2015 AVANT-GARDE MASTERS GRANTS AWARDED

National Film Preservation Foundation 09/15/2015
Twice a Man by Gregory Markopoulos is Among Seven Films Slated for Preservation

San Francisco, CA (September 15, 2015)—Works by Owen Land, Ken Jacobs, Fred Camper, and Slavko Vorkapich will be saved alongside Gregory Markopoulos’ Twice a Man through the 2015 Avant-Garde Masters Grants awarded by The Film Foundation and the National Film Preservation Foundation. All told, seven films will be preserved and made available through the 2015 grants.

Twice a Man will be saved through a grant to Temenos, an archive dedicated to the work of Gregory Markopoulos, which will partner with the Austrian Film Museum to complete preservation of this landmark work. “One of the touchstones of independent filmmaking Gregory Markopoulos’ Twice a Manis a fragmented re-imagining of Greek myth transposed to 1960s New York,” said Mark Webber, editor of Film as Film: The Collected Writings of Gregory J. Markopoulos (Visible Press, 2014). “This restoration of Twice a Man through the Avant-Garde Masters Grant program will ensure that the film will be available to be appreciated for generations to come.”

Among the titles green-lighted for preservation are The Doctor’s Dream (1978) by Ken Jacobs (SUNY Binghamton); Film in Which There Appear Sprocket Holes, Edge Lettering, Dirt Particles, Etc. (1966), Institutional Quality (1967), and A Film of Their 1973 Spring Tour Commissioned by Christian World Liberation Front of Berkeley, CA (1974) by Owen Land (Anthology Film Archives); Welcome to Come(1968) by Fred Camper (Northwest Chicago Film Society); and Moods of the Sea (1942) by Slavko Vorkapich (UCLA Film & Television Archive).

Now in its thirteenth year, Avant-Garde Masters is the pioneering program created by The Film Foundation and the NFPF that saves films significant to the development of the avant-garde in America. Funding was provided by the George Lucas Family Foundation. The grants have preserved works by 61 artists, including Kenneth Anger, Shirley Clarke, Bruce Conner, Joseph Cornell, Oskar Fischinger, Hollis Frampton, Ernie Gehr, George and Mike Kuchar, and Carolee Schneemann. The full roster of projects is available here.

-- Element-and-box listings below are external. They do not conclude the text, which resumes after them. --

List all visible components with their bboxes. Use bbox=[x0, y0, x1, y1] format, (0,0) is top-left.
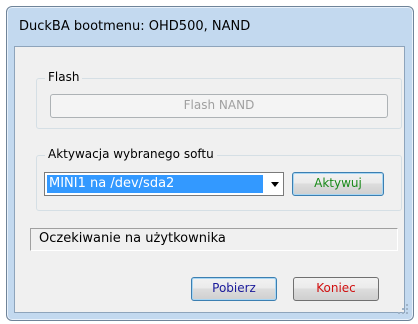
software-select[interactable]: MINI1 na /dev/sda2 bbox=[44, 172, 284, 196]
software-select-value: MINI1 na /dev/sda2 bbox=[47, 175, 263, 193]
close-button[interactable]: Koniec bbox=[293, 277, 379, 301]
status-field: Oczekiwanie na użytkownika bbox=[30, 228, 398, 251]
download-button[interactable]: Pobierz bbox=[191, 277, 277, 301]
flash-nand-button[interactable]: Flash NAND bbox=[50, 94, 388, 118]
activate-button[interactable]: Aktywuj bbox=[292, 172, 384, 196]
title-bar[interactable]: DuckBA bootmenu: OHD500, NAND bbox=[7, 7, 413, 47]
window-title: DuckBA bootmenu: OHD500, NAND bbox=[19, 19, 251, 34]
chevron-down-icon[interactable] bbox=[271, 182, 279, 187]
activation-group-label: Aktywacja wybranego softu bbox=[45, 147, 217, 161]
resize-grip-icon[interactable] bbox=[398, 304, 408, 314]
flash-group-label: Flash bbox=[45, 70, 83, 84]
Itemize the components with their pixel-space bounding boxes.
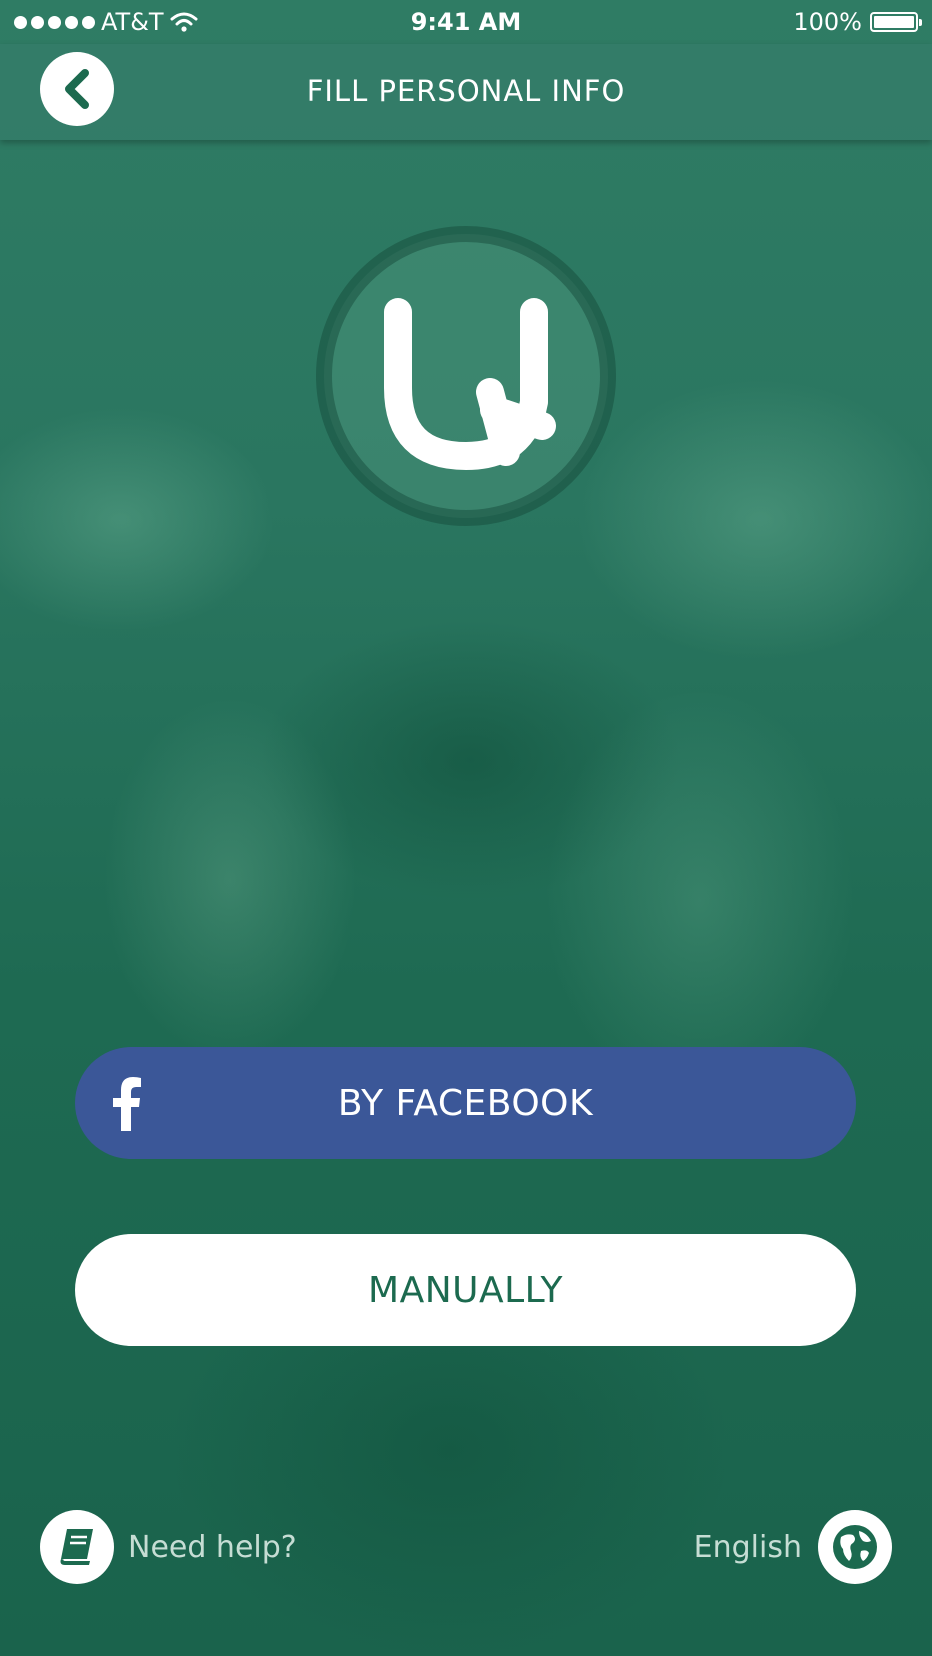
manual-entry-button[interactable]: MANUALLY [75, 1234, 856, 1346]
facebook-button-label: BY FACEBOOK [337, 1082, 594, 1124]
battery-icon [870, 12, 922, 32]
status-time: 9:41 AM [410, 8, 522, 36]
page-title: FILL PERSONAL INFO [306, 74, 626, 108]
facebook-icon [113, 1077, 141, 1131]
battery-percent: 100% [793, 8, 862, 36]
facebook-login-button[interactable]: BY FACEBOOK [75, 1047, 856, 1159]
manual-button-label: MANUALLY [368, 1269, 563, 1311]
language-icon-button [818, 1510, 892, 1584]
help-label: Need help? [128, 1529, 297, 1565]
app-logo-icon [316, 226, 616, 526]
status-bar: AT&T 9:41 AM 100% [0, 0, 932, 44]
help-icon-button [40, 1510, 114, 1584]
status-right: 100% [793, 8, 922, 36]
language-label: English [693, 1529, 802, 1565]
globe-icon [833, 1525, 877, 1569]
book-icon [60, 1529, 93, 1565]
language-selector[interactable]: English [694, 1510, 892, 1584]
navigation-bar: FILL PERSONAL INFO [0, 44, 932, 140]
help-link[interactable]: Need help? [40, 1510, 297, 1584]
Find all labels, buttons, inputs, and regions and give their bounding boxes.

The National Film Preservation Foundation is the nonprofit organization created by the U.S. Congress to help save America’s film heritage. Founded in 1996, the NFPF has supported film preservation in all 50 states, Puerto Rico, and the District of Columbia and has helped save more than 2,230 films and collections. The NFPF is the charitable affiliate of the National Film Preservation Board of the Library of Congress.

Created in 1990 by Martin Scorsese, The Film Foundation protects and preserves motion picture history—nearly 700 to date—and makes these films available to international festivals and institutions. The foundation's World Cinema Project restores, preserves and distributes neglected films from around the world. TFF teaches young people about film language and history through The Story of Movies, its innovative educational curriculum used by over 100,000 educators nationwide. Joining Scorsese on the board of directors are Woody Allen, Paul Thomas Anderson, Wes Anderson, Francis Ford Coppola, Clint Eastwood, Curtis Hanson, Peter Jackson, Ang Lee, George Lucas, Christopher Nolan, Alexander Payne, Robert Redford, and Steven Spielberg. The Film Foundation is aligned with the Directors Guild of America, a key partner whose president and secretary treasurer also serve on the foundation’s board.